Companies that have thrown their weight behind Let Britain Fly include Associated British Foods, Boots UK, Dixons, John Lewis, Land Securities, Lloyds Banking Group, Hilton Worldwide, Next, Westfield Group and WPP.
Organiser London First say this makes Let Britain Fly the biggest and most influential business-led campaign ever created to address the issue of airport expansion.
Also backing the drive are Louise Ellman MP, chair of the Transport Select Committee and Graham Brady MP, chairman of the 1922 Committee, as well as other senior and influential backbenchers.
John Allan, CBE, Chairman of Dixons Retail said: “Sorting out policy quickly to increase airport capacity in the South East is vital to enable long term economic growth, not just in the South East but for the UK as a whole. At Dixons, for example, the impact of increased tourism alone would boost our business and encourage further investment in the UK.”
Louise Ellman, MP, chair of the Transport Select Committee, said: “We need more hub capacity in the south east. Failure to tackle this means that the UK will continue to lose out to its competitors in Europe and beyond.”

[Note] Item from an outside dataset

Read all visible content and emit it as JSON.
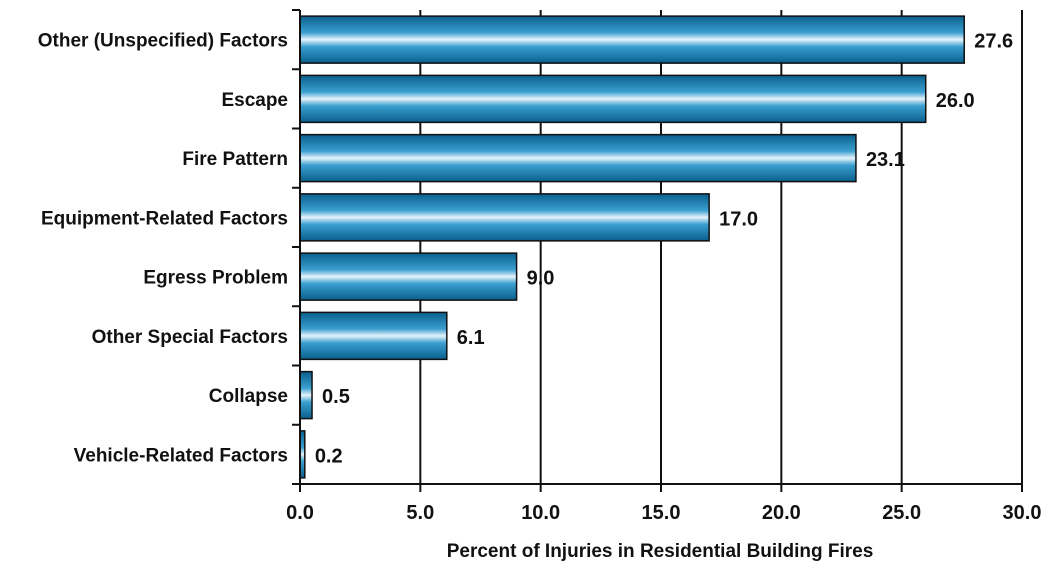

Graham Brady MP, Chairman of the 1922 Committee, said: “I know from first-hand experience in my own constituency the huge impact that a thriving airport has on the economy of the surrounding region, as a powerful driver of job creation and growth more widely. It’s imperative that politicians finally set their party interests to one side and forge a cross-party consensus to safeguard and enhance the UK’s economic and social interests. Fifty years of political indecision is inexcusable. The Airports Commission must mark the end of 50 years of indecision: for Britain’s sake we need to get on with the job of building the airport capacity that is so badly overdue.”
Baroness Jo Valentine, Chief Executive of London First, said: “After 50 years of stop-start government mismanagement of our airport infrastructure, the Airports Commission represents the final call for politicians of all parties to step up and sort out the problem. If they don’t, another generation will pass us by while our continental rivals build more runways and bring in more business from the world’s emerging economies. Last year, we saw Germany take our crown as Europe’s leader in attracting foreign investment projects. Do we really want to become an also-ran in the global race?”